Wi-Fiルーターを買い足すときの設定(ブリッジ/APモード)
最後に、Wi-Fiルーターを買い足すときの話をしておきます。
すでにルーターの役目をする箱がある家に、市販のWi-Fiルーターを足すとどうなるでしょうか。配る係が2台並ぶことになります。ホームゲートウェイの家でも、事業者から借りたルーターがある家でも同じです。
Wi-Fiルーターを作っているバッファローは、「Wi-Fiルーターの上位に設置されている機器にルーター機能が搭載されている場合、親機のルーター機能はOFFにする(ブリッジ設定にする)必要があります」と案内しています。上位の機器の例として、プロバイダーから借りている機器(モデム、光回線終端装置など)を挙げています。
ただし、身構える必要はありません。バッファローの製品では、AUTOの位置にしておけば、上に何がいるかを自動で判別してくれます。手で切り替えるのは、AUTOのままでは接続の設定ができないときです。
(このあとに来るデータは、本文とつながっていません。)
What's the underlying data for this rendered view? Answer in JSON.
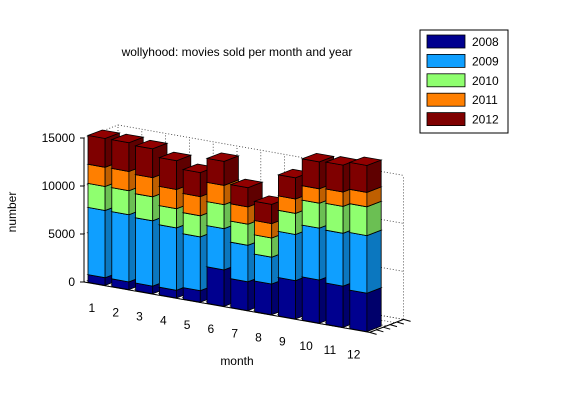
{
  "chart_data": {
    "type": "bar",
    "subtype": "3d-stacked",
    "title": "wollyhood: movies sold per month and year",
    "xlabel": "month",
    "ylabel": "number",
    "categories": [
      "1",
      "2",
      "3",
      "4",
      "5",
      "6",
      "7",
      "8",
      "9",
      "10",
      "11",
      "12"
    ],
    "zlim": [
      0,
      15000
    ],
    "zticks": [
      "0",
      "5000",
      "10000",
      "15000"
    ],
    "grid": true,
    "legend_position": "top-right",
    "series": [
      {
        "name": "2008",
        "color": "#00008f",
        "values": [
          800,
          800,
          800,
          800,
          1200,
          3800,
          3000,
          3200,
          4000,
          4500,
          4300,
          4000
        ]
      },
      {
        "name": "2009",
        "color": "#0f9fff",
        "values": [
          7000,
          7000,
          6800,
          6500,
          5600,
          4300,
          3800,
          2800,
          4800,
          5400,
          5500,
          6000
        ]
      },
      {
        "name": "2010",
        "color": "#8fff6f",
        "values": [
          2500,
          2500,
          2500,
          2000,
          2200,
          2500,
          2200,
          2000,
          2200,
          2600,
          2800,
          3000
        ]
      },
      {
        "name": "2011",
        "color": "#ff7f00",
        "values": [
          2000,
          2000,
          2000,
          2000,
          2000,
          2000,
          1800,
          1500,
          1500,
          1500,
          1500,
          1500
        ]
      },
      {
        "name": "2012",
        "color": "#7f0000",
        "values": [
          3000,
          3000,
          3000,
          3000,
          2500,
          2500,
          2000,
          2000,
          2200,
          2800,
          2800,
          2800
        ]
      }
    ]
  }
}
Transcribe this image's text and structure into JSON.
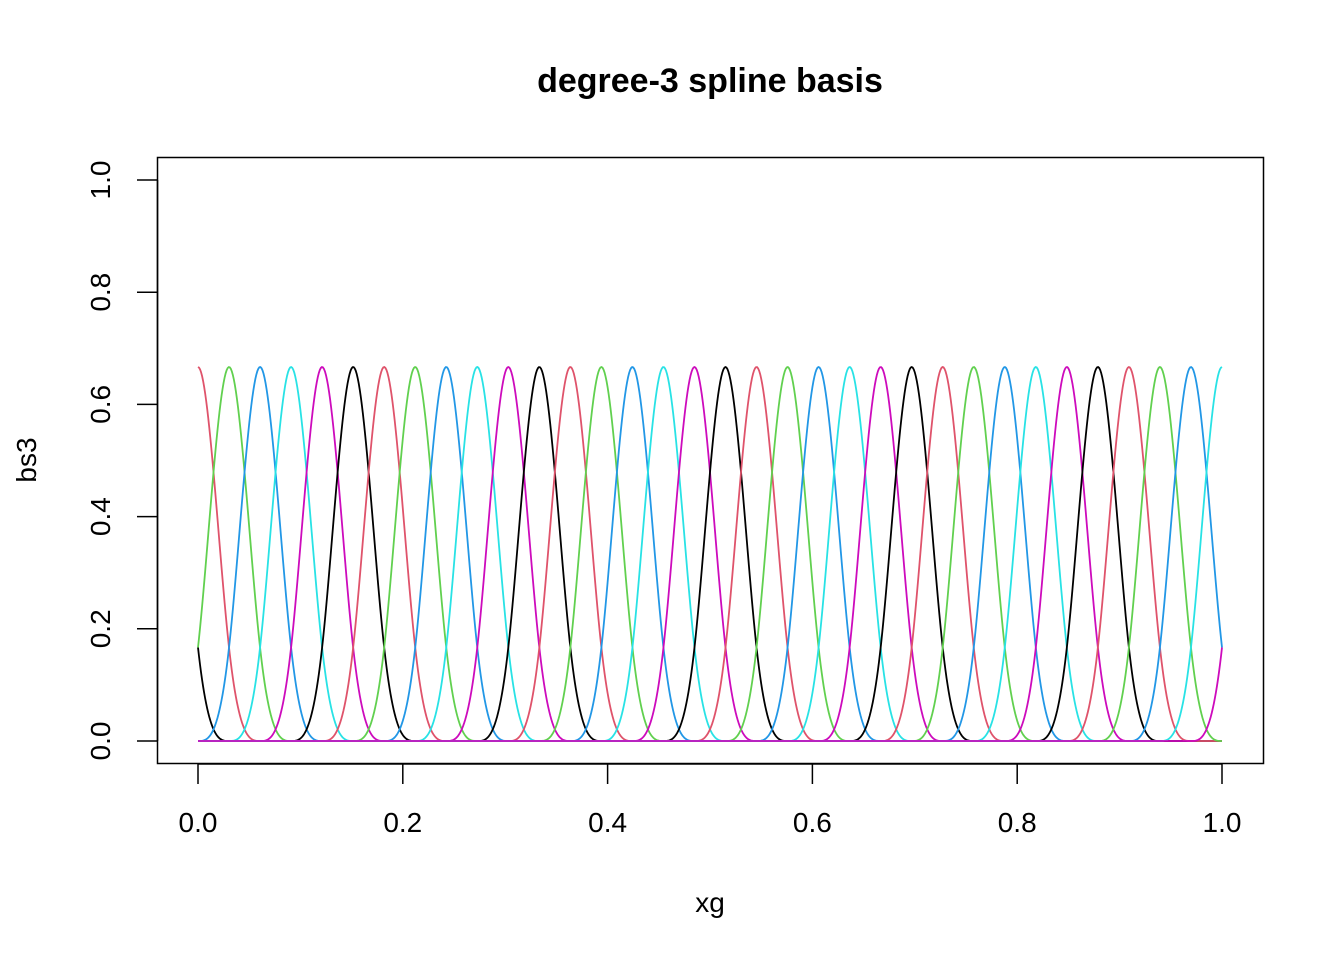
{
  "chart_data": {
    "type": "line",
    "title": "degree-3 spline basis",
    "xlabel": "xg",
    "ylabel": "bs3",
    "xlim": [
      0.0,
      1.0
    ],
    "ylim": [
      0.0,
      1.0
    ],
    "x_ticks": [
      "0.0",
      "0.2",
      "0.4",
      "0.6",
      "0.8",
      "1.0"
    ],
    "y_ticks": [
      "0.0",
      "0.2",
      "0.4",
      "0.6",
      "0.8",
      "1.0"
    ],
    "grid": false,
    "legend": "none",
    "basis": {
      "degree": 3,
      "n_basis": 36,
      "knot_spacing": 0.030303,
      "first_center": 0.0,
      "peak_value": 0.667,
      "value_at_neighbor_knot": 0.167
    },
    "palette": [
      "#000000",
      "#DF536B",
      "#61D04F",
      "#2297E6",
      "#28E2E5",
      "#CD0BBC"
    ]
  }
}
ちなみに、この「配る係が2台」の状態を二重ルーターと呼び、必ず遅くなるかのように書かれていることがあります。ただ、バッファローの公式な説明が挙げているのは、速度ではなく機能の変化です。
同社の説明によれば、ブリッジにした側では、機器に番号を配る役目や、通信を選り分ける役目が使えなくなります。どちらが配る係なのかを、はっきりさせておきましょうという話なのです。
実際にスイッチを切り替える手順や、開通した日の配線そのものは、別の記事にまとめました。
まとめ
この記事では、ONUとルーターの違い、家にある箱の見分け方、そして困ったときにどちらを触るのかを解説しました。
あらためて要点をまとめると、次のとおりです。
- ONUは光回線終端装置。仕事は光と電気の変換だけで、Wi-Fiは飛ばさない
- 1本を家じゅうに配るのはルーターの仕事。役割がはっきり分かれている
- 見分けるなら線をたどる。壁から細い線が直接入っているほうがONU
- 箱が1台ならホームゲートウェイ(一体型)のことがある
- ONUは借り物、ルーターは持ち物。だから壊れたときの連絡先が違う(自分で買った覚えがなければ借り物)
- Wi-Fiルーターを買い足すときのスイッチは、上にある箱が何かで決まる(多くはAUTOで足りる)
次に壁ぎわの箱を見たとき、どちらがどちらなのか、そして自分がどこまで手を出していいのかが分かるはずです。